This is the 33rd dialogue of the Collezione Ettore Molinario. A dialogue that addresses the dark side of power, because nothing is more crazy, cursed and seductive than the thirst for command. We are invited to this reflection by Roger Ballen, an author whom I love very much because he cherishes the power of the unconscious and its ghosts, and an anonymous master who was bestowed the Shakespearean destiny of portraying the spectre of one of the most powerful men in Europe.
Ettore Molinario
The apparition occurred on 5 December 1793 after one hundred and fifty years of deep sleep, when a handful of revolutionaries profaned the tomb of Cardinal Richelieu, built by the former prime minister in the heart of the Sorbonne, where he had been student and rector. A few months after the beginning of the Regime of Terror, the remains of the supreme enemy appeared, he who had strengthened the monarchy of Louis XIII and pushed it towards absolutism. Richelieu was « the powerful statesman who made France and Europe tremble with his policies » as we read in The Three Musketeers.

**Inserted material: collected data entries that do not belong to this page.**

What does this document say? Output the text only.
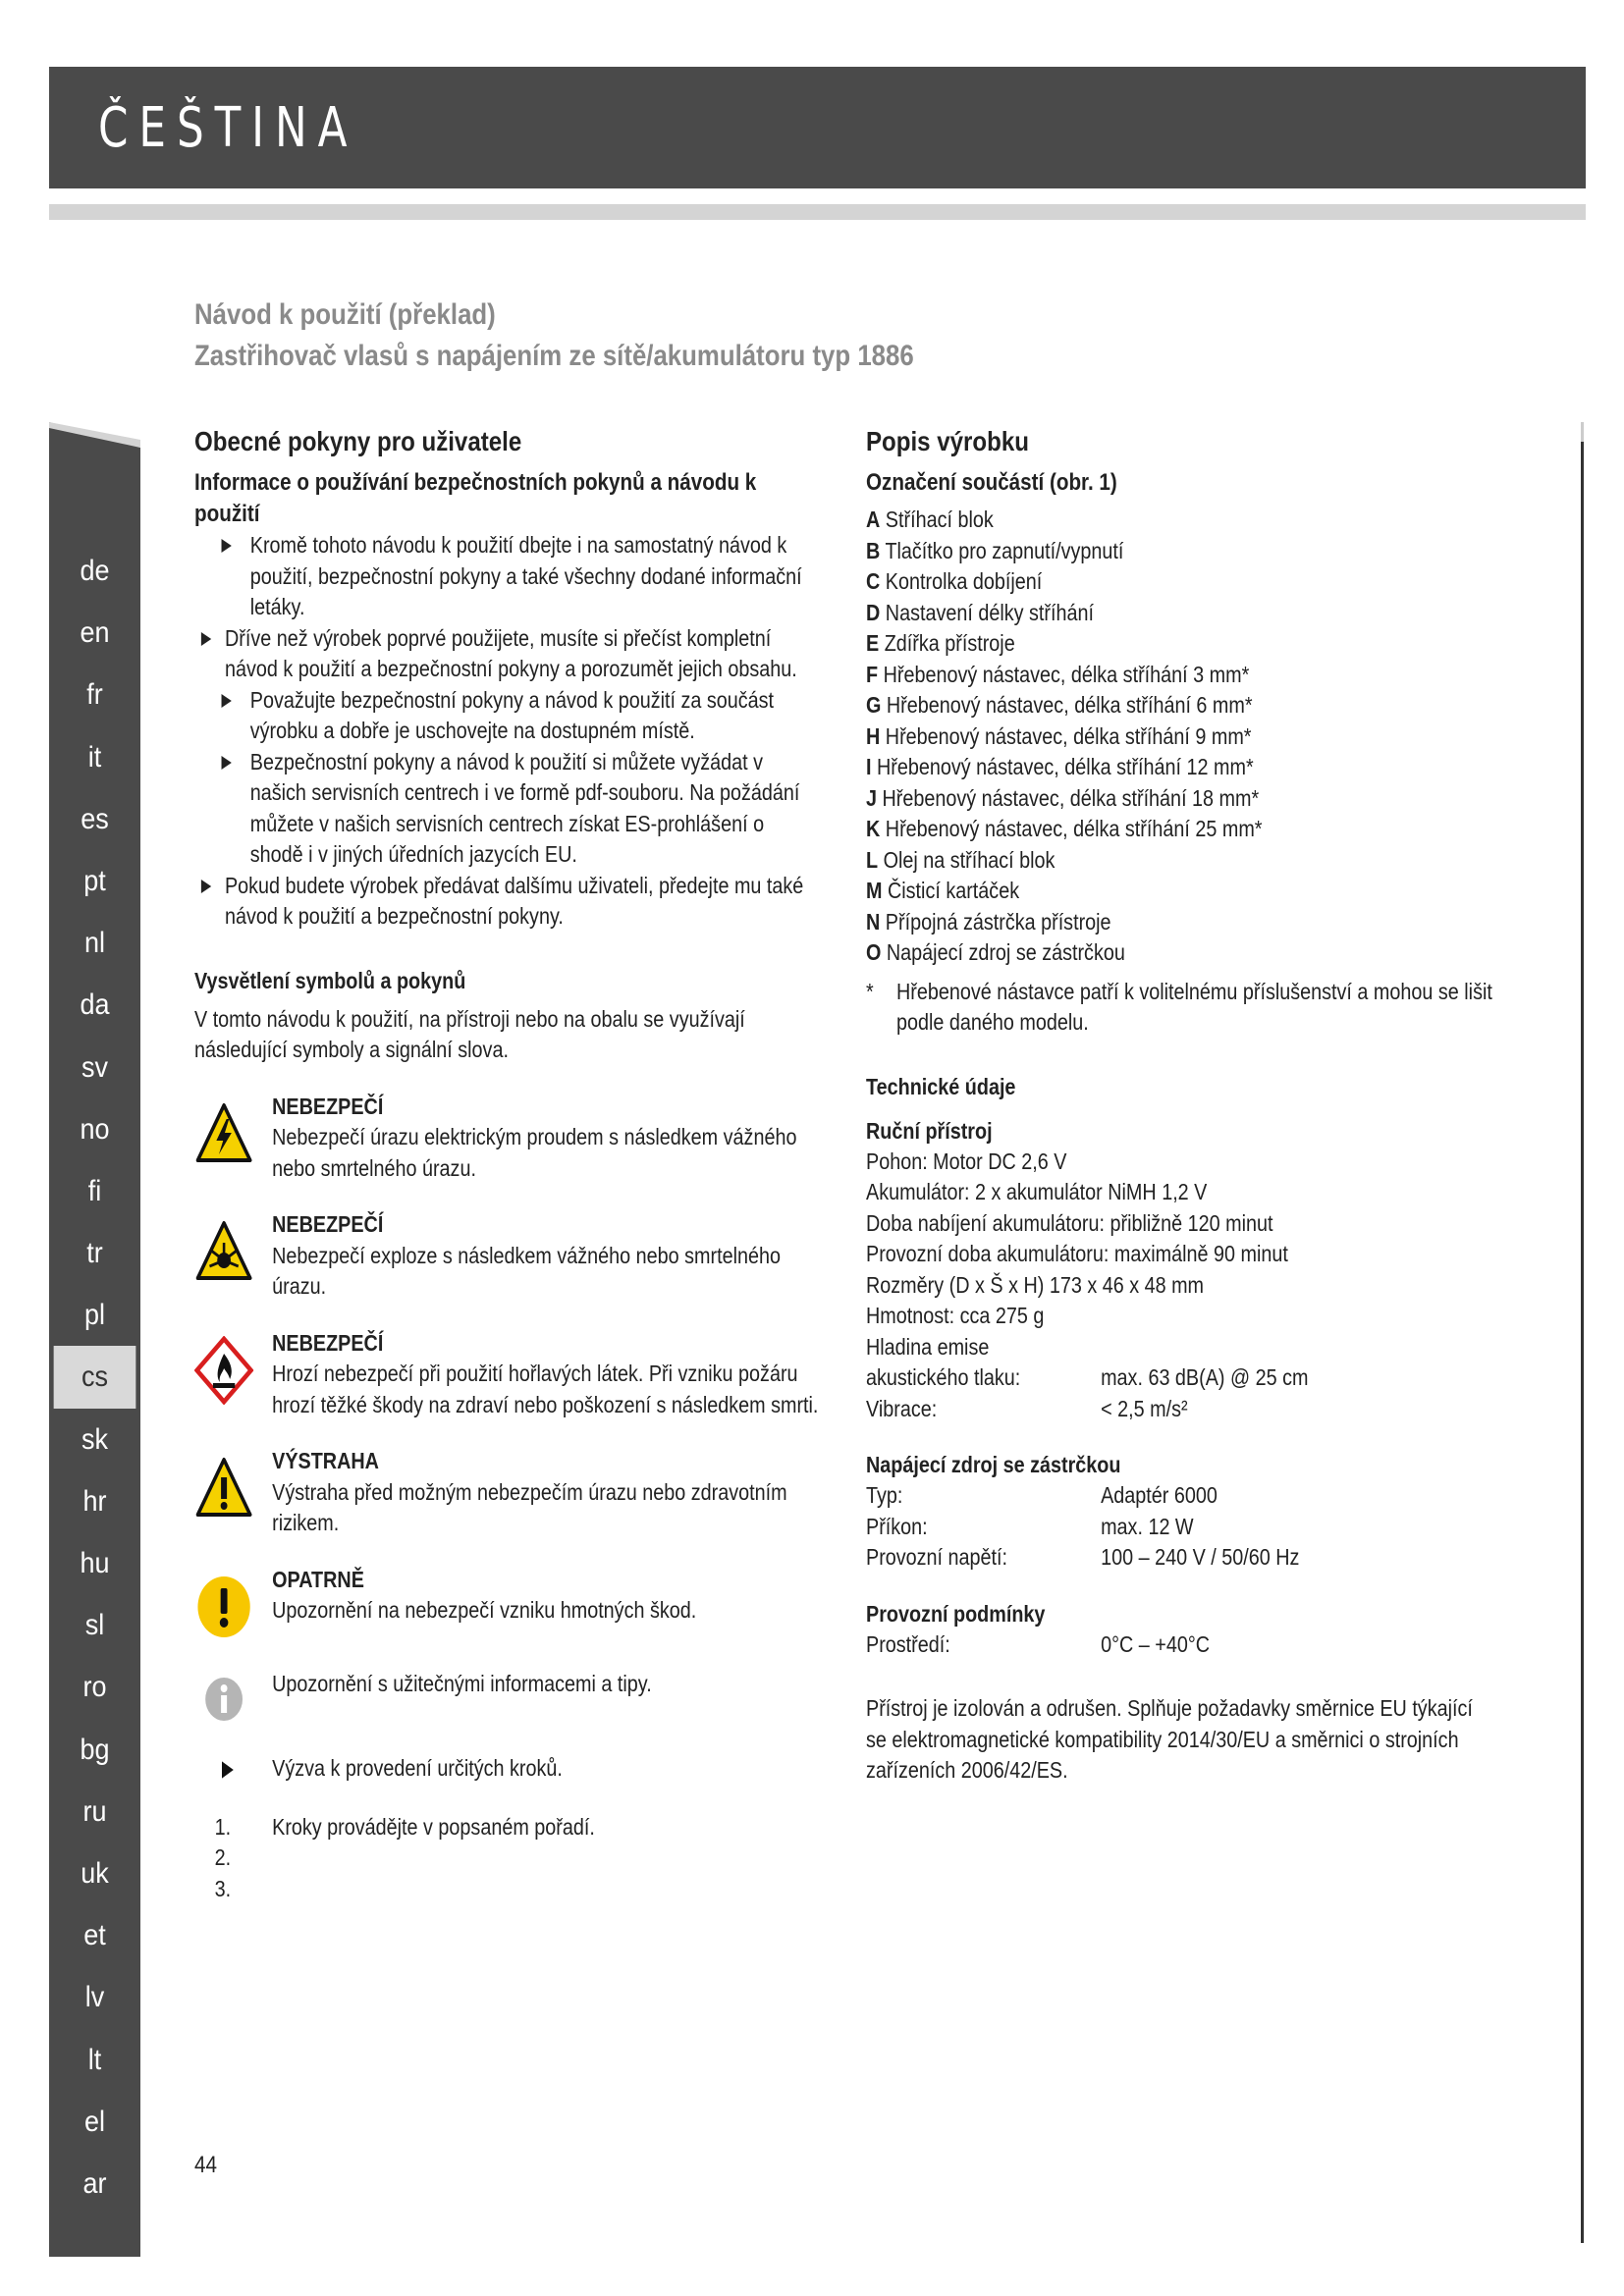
ČEŠTINA
Návod k použití (překlad)
Zastřihovač vlasů s napájením ze sítě/akumulátoru typ 1886
de
en
fr
it
es
pt
nl
da
sv
no
fi
tr
pl
cs
sk
hr
hu
sl
ro
bg
ru
uk
et
lv
lt
el
ar
Obecné pokyny pro uživatele
Informace o používání bezpečnostních pokynů a návodu k použití
Kromě tohoto návodu k použití dbejte i na samostatný návod k použití, bezpečnostní pokyny a také všechny dodané informační letáky.
Dříve než výrobek poprvé použijete, musíte si přečíst kompletní návod k použití a bezpečnostní pokyny a porozumět jejich obsahu.
Považujte bezpečnostní pokyny a návod k použití za součást výrobku a dobře je uschovejte na dostupném místě.
Bezpečnostní pokyny a návod k použití si můžete vyžádat v našich servisních centrech i ve formě pdf-souboru. Na požádání můžete v našich servisních centrech získat ES-prohlášení o shodě i v jiných úředních jazycích EU.
Pokud budete výrobek předávat dalšímu uživateli, předejte mu také návod k použití a bezpečnostní pokyny.
Vysvětlení symbolů a pokynů

V tomto návodu k použití, na přístroji nebo na obalu se využívají následující symboly a signální slova.

NEBEZPEČÍ
Nebezpečí úrazu elektrickým proudem s následkem vážného nebo smrtelného úrazu.
NEBEZPEČÍ
Nebezpečí exploze s následkem vážného nebo smrtelného úrazu.
NEBEZPEČÍ
Hrozí nebezpečí při použití hořlavých látek. Při vzniku požáru hrozí těžké škody na zdraví nebo poškození s následkem smrti.
VÝSTRAHA
Výstraha před možným nebezpečím úrazu nebo zdravotním rizikem.
OPATRNĚ
Upozornění na nebezpečí vzniku hmotných škod.
Upozornění s užitečnými informacemi a tipy.
Výzva k provedení určitých kroků.
1.
2.
3.
Kroky provádějte v popsaném pořadí.
Popis výrobku
Označení součástí (obr. 1)
A Stříhací blok
B Tlačítko pro zapnutí/vypnutí
C Kontrolka dobíjení
D Nastavení délky stříhání
E Zdířka přístroje
F Hřebenový nástavec, délka stříhání 3 mm*
G Hřebenový nástavec, délka stříhání 6 mm*
H Hřebenový nástavec, délka stříhání 9 mm*
I Hřebenový nástavec, délka stříhání 12 mm*
J Hřebenový nástavec, délka stříhání 18 mm*
K Hřebenový nástavec, délka stříhání 25 mm*
L Olej na stříhací blok
M Čisticí kartáček
N Přípojná zástrčka přístroje
O Napájecí zdroj se zástrčkou
* Hřebenové nástavce patří k volitelnému příslušenství a mohou se lišit podle daného modelu.
Technické údaje
Ruční přístroj
Pohon: Motor DC 2,6 V
Akumulátor: 2 x akumulátor NiMH 1,2 V
Doba nabíjení akumulátoru: přibližně 120 minut
Provozní doba akumulátoru: maximálně 90 minut
Rozměry (D x Š x H) 173 x 46 x 48 mm
Hmotnost: cca 275 g
Hladina emise
akustického tlaku:	max. 63 dB(A) @ 25 cm
Vibrace:	< 2,5 m/s²
Napájecí zdroj se zástrčkou
Typ:	Adaptér 6000
Příkon:	max. 12 W
Provozní napětí:	100 – 240 V / 50/60 Hz
Provozní podmínky
Prostředí:	0°C – +40°C

Přístroj je izolován a odrušen. Splňuje požadavky směrnice EU týkající se elektromagnetické kompatibility 2014/30/EU a směrnici o strojních zařízeních 2006/42/ES.

44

Of his mortal remains the rebels kept only the skull and in an instant that head, which had imagined a military destiny for itself but had studied theology instead, the head that had led a king and his armies in one of the longest European wars, the head that had founded the French Academy, regulated the French language and institutionalised the theatre transforming it into an instrument of political consensus, well, that head became a ball between the feet of a group of children who, laughing and dribbling, rolled it around the streets of Paris.

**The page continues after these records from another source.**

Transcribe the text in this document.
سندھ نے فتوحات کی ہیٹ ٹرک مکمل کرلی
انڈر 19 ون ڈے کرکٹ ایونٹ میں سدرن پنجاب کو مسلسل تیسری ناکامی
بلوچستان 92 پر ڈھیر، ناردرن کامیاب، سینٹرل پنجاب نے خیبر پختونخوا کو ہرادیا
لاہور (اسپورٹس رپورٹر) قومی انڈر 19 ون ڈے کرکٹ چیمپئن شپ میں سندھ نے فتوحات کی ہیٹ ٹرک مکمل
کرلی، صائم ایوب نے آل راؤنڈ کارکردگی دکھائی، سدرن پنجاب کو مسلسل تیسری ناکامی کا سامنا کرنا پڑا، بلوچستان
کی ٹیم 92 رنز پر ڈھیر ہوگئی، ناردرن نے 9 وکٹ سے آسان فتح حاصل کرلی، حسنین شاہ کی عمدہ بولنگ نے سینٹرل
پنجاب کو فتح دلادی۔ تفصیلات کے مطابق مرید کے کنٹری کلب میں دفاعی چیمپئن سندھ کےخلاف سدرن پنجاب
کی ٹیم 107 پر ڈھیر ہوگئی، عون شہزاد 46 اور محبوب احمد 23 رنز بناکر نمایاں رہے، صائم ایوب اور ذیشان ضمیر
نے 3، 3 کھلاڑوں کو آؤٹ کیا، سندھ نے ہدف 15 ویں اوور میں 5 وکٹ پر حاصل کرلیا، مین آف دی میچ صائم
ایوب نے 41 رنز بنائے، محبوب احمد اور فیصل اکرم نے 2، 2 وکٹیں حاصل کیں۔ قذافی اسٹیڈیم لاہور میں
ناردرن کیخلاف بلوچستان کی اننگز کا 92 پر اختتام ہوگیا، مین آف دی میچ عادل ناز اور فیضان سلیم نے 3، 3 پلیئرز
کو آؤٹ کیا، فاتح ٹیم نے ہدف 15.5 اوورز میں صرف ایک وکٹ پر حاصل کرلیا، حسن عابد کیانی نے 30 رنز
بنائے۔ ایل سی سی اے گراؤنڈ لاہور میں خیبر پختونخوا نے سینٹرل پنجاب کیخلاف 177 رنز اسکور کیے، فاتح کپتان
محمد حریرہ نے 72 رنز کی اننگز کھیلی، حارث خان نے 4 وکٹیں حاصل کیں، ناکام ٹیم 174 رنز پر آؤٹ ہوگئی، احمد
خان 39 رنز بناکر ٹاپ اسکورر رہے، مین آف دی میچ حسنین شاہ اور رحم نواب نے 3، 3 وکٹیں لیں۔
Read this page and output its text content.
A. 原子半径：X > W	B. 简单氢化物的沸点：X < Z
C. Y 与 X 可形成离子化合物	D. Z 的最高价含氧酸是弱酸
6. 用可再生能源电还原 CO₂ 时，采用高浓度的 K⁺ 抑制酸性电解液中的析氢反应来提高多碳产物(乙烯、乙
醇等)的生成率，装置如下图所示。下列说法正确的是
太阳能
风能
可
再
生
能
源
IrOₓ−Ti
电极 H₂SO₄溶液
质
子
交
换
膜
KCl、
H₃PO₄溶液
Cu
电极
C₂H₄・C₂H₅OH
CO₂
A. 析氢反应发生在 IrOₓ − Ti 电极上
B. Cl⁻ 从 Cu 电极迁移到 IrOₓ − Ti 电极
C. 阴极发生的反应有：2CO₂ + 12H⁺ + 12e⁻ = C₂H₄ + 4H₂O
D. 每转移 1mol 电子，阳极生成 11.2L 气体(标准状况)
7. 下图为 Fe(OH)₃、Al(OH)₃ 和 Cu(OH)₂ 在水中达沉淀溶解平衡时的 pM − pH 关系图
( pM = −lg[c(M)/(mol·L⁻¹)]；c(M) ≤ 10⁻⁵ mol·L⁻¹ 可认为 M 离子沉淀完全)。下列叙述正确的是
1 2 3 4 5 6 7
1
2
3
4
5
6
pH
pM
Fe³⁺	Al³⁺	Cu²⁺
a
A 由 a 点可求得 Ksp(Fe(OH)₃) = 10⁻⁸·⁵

So the legend goes and it is said that Abbot Boshamp, moved to pity, picked it up and kept it with him, entrusting it in his will to Nicolas Armez, mayor of Plourivo in Brittany. A village too small for such an honour, so much so that the prefect of the Côtes-du-Nord claimed the relic and only after contemplating it for a long time did he return it to the Sorbonne and its eternal home. It could have been the longed-awaited rest for a man like Richelieu who in life was the subject of infinite conspiracies and of many succeeded in beheading their perpetrators. But it was not the case because in 1894 Gabriel Hanotaux, the Cardinal’s biographer, asked to have the famous head exhumed again, at which point it was photographed and printed in hundreds of copies. And then yes, becoming a demonic souvenir of Paris, Armand-Jean du Plessis Duke of Richelieu conquered supreme power.
Just like the frightening ghost of Roger Ballen, inspired by the engravings left on the windows of a former women’s mental hospital and collected in the extraordinary volume The Theatre of Apparitions, so that sixteenth-century face by date of birth but universal by destiny continued to disturb dreams, revealing the madness of those who yearn for the absolute government of themselves, of others and of the world, and take no leave from that absoluteness, not even in death and are therefore forced to wander among the ghosts. This is what Richelieu’s face tells us, and a warning of this torture were the eye sockets empty like craters, the eyelids on which the eyelashes could still be counted and from which one might fear a glow from the afterlife would eventually emerge. Of course, should we not have just a post-mortem portrait of the Cardinal’s body and if photography was an invention of the 17th century, maybe we would also retain the image of a Richelieu intent on cuddling one of his beloved cats in the rooms of his princely residence, now the Palais-Royal, just a stone’s throw from the Louvre. He had fourteen of them, mostly Angoras, and we like to remember at least three names: Lucifer, Ludovic-le-Cruel, Ludoviska. In other words, photography does not devise destiny, it can only attest it.